«Ho tolto il coltello, ho pulito e sono andato da mio fratello» Ricostruzione del marito della donna morta in casa a Lentini

«L’ho trovata che aveva un coltello conficcato nel collo. L’ho tolto e ho cercato di darle aiuto. Poi ho preso il mocio e ho pulito la pozzanghera di sangue che c’era per terra». Così Massimo Cannone, il marito di Naima Zahir la donna di 45 anni – originaria del Marocco ma da più di vent’anni in Italia – morta in casa sabato sera a Lentini (nel Siracusano) ha ricostruito la scena che si è trovato davanti quando è rientrato a casa intorno alle 22. L’uomo, che insieme al figlio 19enne è stato interrogato a lungo dagli agenti della squadra mobile che stanno portando avanti le indagini, al momento è libero ma risulta indagato come atto dovuto

«Dopo cena, sono uscito insieme a mio figlio – ha detto l’uomo parlando ai microfoni della trasmissione di Rai2 Ore 14 – Quando sono rientrato, dopo un’oretta, l’ho trovata a letto con il coltello messo dentro il collo». A quel punto l’uomo ha raccontato di essersi confuso e di avere pensato subito a pulire il sangue che c’era per terra. «Mi sono confuso, il cervello è andato in tilt. Ho pulito il sangue per non farlo vedere a mio figlio», ha aggiunto il tappezziere lentinese di 46 anni che in molti in paese descrivono come una «persona perbene». Sposato con Naima da 25 anni, parla in dialetto e gesticola molto davanti alla telecamera mentre ricostruisce quella sera a partire dal momento della cena. «Abbiamo mangiato due pizze surgelate in tre, poi io e mio figlio siamo usciti». Il 19enne sarebbe andato a comprare una confezione di acqua in un minimarket non distante da casa, mentre lui si sarebbe diretto in una pizzeria della zona con un salvadanaio di soldi spicci da farsi cambiare

Dopo un’oretta sarebbe tornato a casa, in via Ronchi nel quartiere Santa Maria Vecchia nel centro storico della cittadina del Siracusano. «Era a letto con il coltello nel collo. L’ho tolto da dove era conficcato e poi ho pulito. Mi hanno detto che non avrei dovuto toccare niente – riferisce l’uomo – perché così ho inquinato la scena del crimine. Ma io l’ho fatto ingenuamente». Tolto un po’ del sangue sparso tra pavimento, tappeto e mobili, l’uomo manda un messaggio su WhatsApp al figlio dandogli appuntamento a casa dello zio che abita poco distante. «A quel punto sono andato da mio fratello e gli ho raccontato tutto – ha proseguito Cannone – ed è stato lui a chiamare i soccorsi e le forze dell’ordine». Quando tornano verso l’abitazione dove c’è il corpo senza vita di Naima, l’ambulanza e la polizia sono già lì. 

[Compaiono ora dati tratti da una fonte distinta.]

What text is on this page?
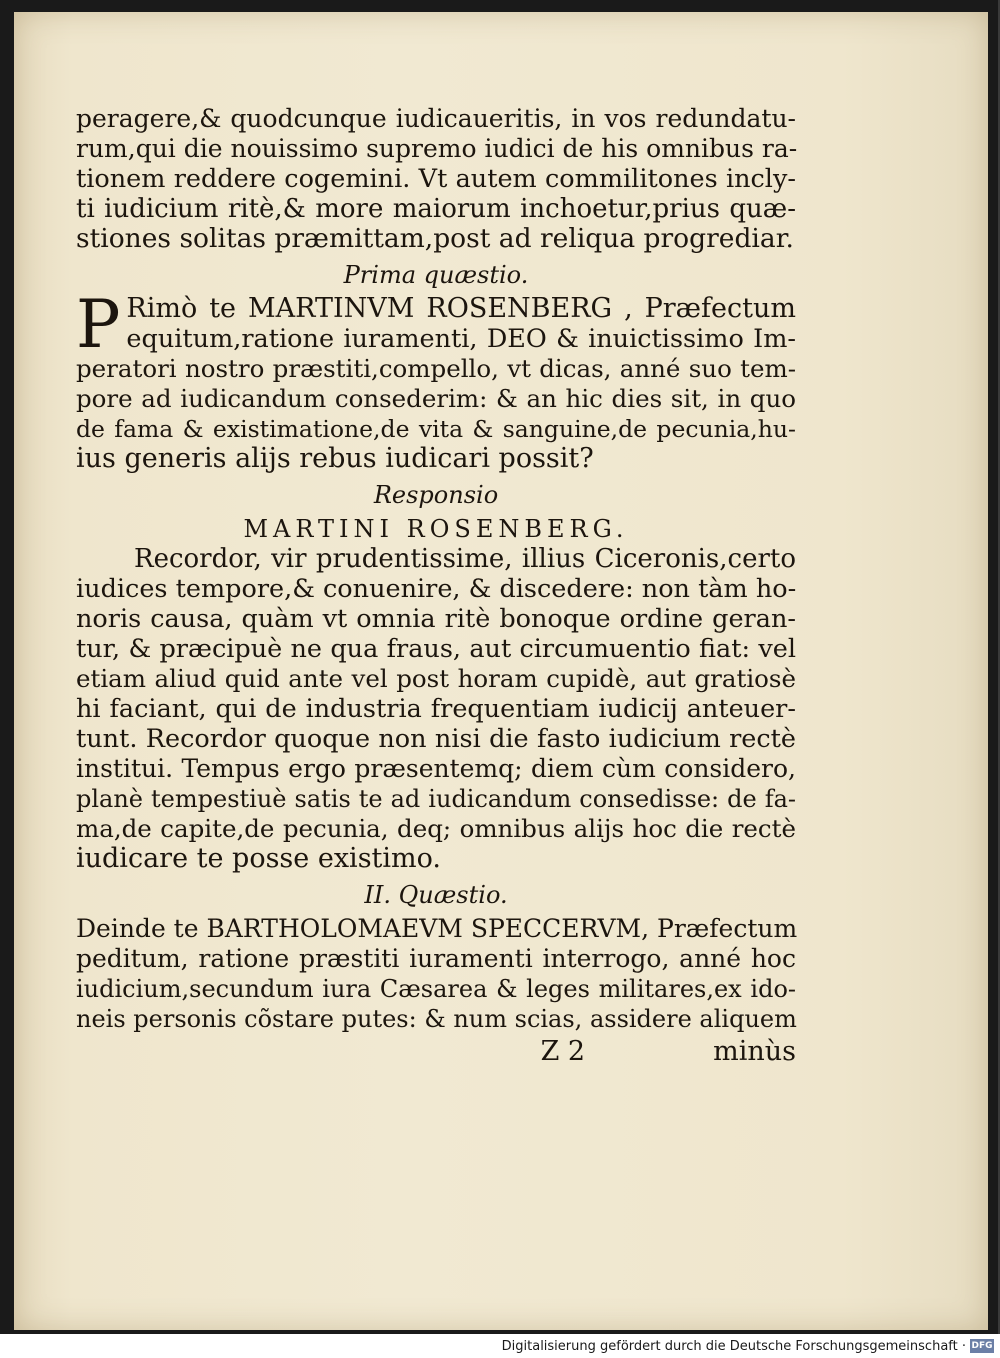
peragere,& quodcunque iudicaueritis, in vos redundatu-
rum,qui die nouissimo supremo iudici de his omnibus ra-
tionem reddere cogemini. Vt autem commilitones incly-
ti iudicium ritè,& more maiorum inchoetur,prius quæ-
stiones solitas præmittam,post ad reliqua progrediar.
Prima quæstio.
P Rimò te MARTINVM ROSENBERG , Præfectum
equitum,ratione iuramenti, DEO & inuictissimo Im-
peratori nostro præstiti,compello, vt dicas, anné suo tem-
pore ad iudicandum consederim: & an hic dies sit, in quo
de fama & existimatione,de vita & sanguine,de pecunia,hu-
ius generis alijs rebus iudicari possit?
Responsio
MARTINI ROSENBERG.
Recordor, vir prudentissime, illius Ciceronis,certo
iudices tempore,& conuenire, & discedere: non tàm ho-
noris causa, quàm vt omnia ritè bonoque ordine geran-
tur, & præcipuè ne qua fraus, aut circumuentio fiat: vel
etiam aliud quid ante vel post horam cupidè, aut gratiosè
hi faciant, qui de industria frequentiam iudicij anteuer-
tunt. Recordor quoque non nisi die fasto iudicium rectè
institui. Tempus ergo præsentemq; diem cùm considero,
planè tempestiuè satis te ad iudicandum consedisse: de fa-
ma,de capite,de pecunia, deq; omnibus alijs hoc die rectè
iudicare te posse existimo.
II. Quæstio.
Deinde te BARTHOLOMAEVM SPECCERVM, Præfectum
peditum, ratione præstiti iuramenti interrogo, anné hoc
iudicium,secundum iura Cæsarea & leges militares,ex ido-
neis personis cõstare putes: & num scias, assidere aliquem
Z 2	minùs
Digitalisierung gefördert durch die Deutsche Forschungsgemeinschaft · DFG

«O si è tolta la vita da sola o qualcuno ha bussato ed è entrato ma non so chi». Sono queste le ipotesi di Cannone che nel mimare la scena che si sarebbe trovato davanti rincasando, posiziona il coltello – che conferma essere uno strumento della propria cucina – sul lato destro del collo della donna verso la parte posteriore. «Quando sono arrivato io, al 90 per cento era già morta». Sul cadavere della 45enne mercoledì sarà effettuata l’autopsia che servirà a capire le cause e la dinamica del decesso.